A Federated Data Infrastructure of Government Administrative Data

New scientific opportunities are emerging from increasingly effective data organization, access, and usage.  Many fields of study are transformed to a new level by new tools and data infrastructure.  For example, analysis of DNA sequence data has transformed how medical research is done.  But currently, much of these efforts are focused in the natural sciences where data is generated by digital instruments (e.g. satellite data. telescope data).  We need to push the frontier of social sciences to gain fundamental insights into the many facets of our society by doing the same with digital data available about our society.  One of the key sources of information about all aspects of our society resides in government administrative data.
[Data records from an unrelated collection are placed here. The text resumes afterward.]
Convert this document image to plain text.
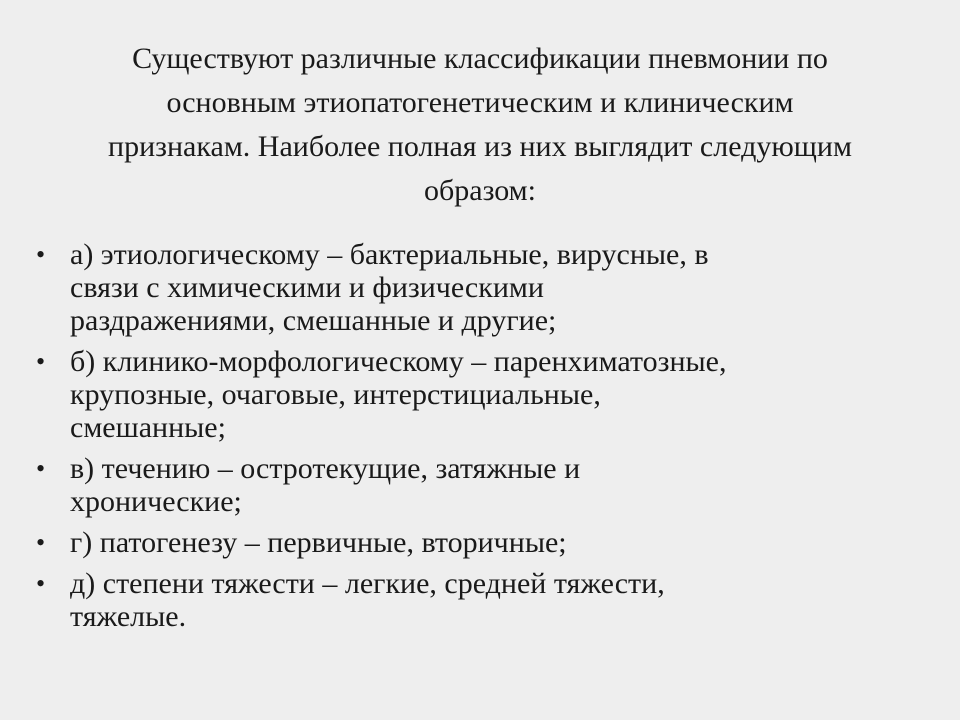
Существуют различные классификации пневмонии по
основным этиопатогенетическим и клиническим
признакам. Наиболее полная из них выглядит следующим
образом:

• а) этиологическому – бактериальные, вирусные, в
связи с химическими и физическими
раздражениями, смешанные и другие;
• б) клинико-морфологическому – паренхиматозные,
крупозные, очаговые, интерстициальные,
смешанные;
• в) течению – остротекущие, затяжные и
хронические;
• г) патогенезу – первичные, вторичные;
• д) степени тяжести – легкие, средней тяжести,
тяжелые.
From the day we are born to our death, most all of our activities leave footprints in various government data systems.  The birth, marriage, and death certificates are filed with government, education records remain with departments of public instruction, and traces of employment can be found with the UI wage data.  Without a doubt, a well integrated data system that can encompass much of the government data systems will hold the footprints of our society, our social genome.  The two main hurdles to building such a system to transform social sciences is (1) privacy concerns and the laws in place to protect individual confidentiality and (2) the physiology of administrative data that is fragmented and short lived with limited data that have questionable reliability.

My research focuses on resolving these two barriers to building a federated data system of government administrative data. Once resolved, we can build the social genome center that could finally allow us to move toward understanding how current policies play out in our society and how to make better policies using information and knowledge.